You have two options to consider when consolidating your schemes; you could pick your favourite, and bring the remaining pension pots over, or you could pick an entirely new pension provider entirely, and migrate all of your pension accounts.
Transferring a defined contribution scheme is a fairly simple affair which isn’t too different from transferring a stocks & shares ISA from one provider to another. You’ll just need to contact the incoming provider and give them sufficient details of your existing account, to allow them to reach out to your existing pension provider and initiate the transfer.
When trying to choose your favourite pension provider, look beyond the account fee if you want to find the cheapest. Most of your fees will probably be incurred by the funds themselves, this is communicated on the Fund Factsheet for any scheme, and will usually be referred to as the ‘Annual management charge’ (AMC), ‘Total expense ratio’ (TER) or an Ongoing charges figure (ONF). Please note that these definitions have different compositions, so a 0.3% management charge is not like-for-like with a 0.3% total expense ratio. Therefore do your research to avoid reaching the wrong conclusion if the fund factsheets you compare quote different metrics.
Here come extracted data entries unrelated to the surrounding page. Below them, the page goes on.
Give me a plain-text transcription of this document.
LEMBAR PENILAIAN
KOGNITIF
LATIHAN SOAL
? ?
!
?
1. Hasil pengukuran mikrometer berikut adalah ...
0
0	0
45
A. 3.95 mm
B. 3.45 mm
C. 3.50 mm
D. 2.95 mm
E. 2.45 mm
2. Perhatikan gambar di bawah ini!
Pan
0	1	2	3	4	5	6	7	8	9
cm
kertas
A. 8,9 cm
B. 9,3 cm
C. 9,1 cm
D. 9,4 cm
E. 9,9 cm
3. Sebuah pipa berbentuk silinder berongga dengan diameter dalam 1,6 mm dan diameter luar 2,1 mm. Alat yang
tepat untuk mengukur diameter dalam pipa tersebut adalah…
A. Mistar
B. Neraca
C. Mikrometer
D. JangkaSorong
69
Transferring or consolidating defined benefit schemes is a different ballpark to moving defined contribution schemes, and should not be undertaken lightly. Some defined benefit schemes are very generous and include benefits that would disappear if you were to transfer the pension to a different provider. For this reason, seeking financial advice is mandated when attempting to transfer out of a defined benefit scheme.
4. Convert your savings from non-ISA to ISA
When you move into retirement, you would expect that your tax situation would become simpler, but often it’s quite the opposite.
Many pension schemes allow drawdowns that aren’t taxed at source, which means you may have to complete a tax return for the first time to ensure you’re paying the correct amount of income tax on your income.
If you’re not a tax professional and don’t have tax books to hand, you’ll probably need expensive assistance in preparing your tax return.
Keep your life as simple as possible by ensuring that you’re utilising the full ISA allowance of £20,000 every year, to transfer savings & investments from non-ISA accounts into their ISA variant.
If you have a £100,000 general investment account, you could open an ISA with the same provider, and transfer £20,000 of cash from the GIA to the ISA each year, such that after 5 years you’d have all of your funds within an ISA.
The beauty of the Stocks & Shares ISA is that you don’t have to report any gains or income arising from it on your tax return. This will help to keep your tax affairs as straightforward as possible.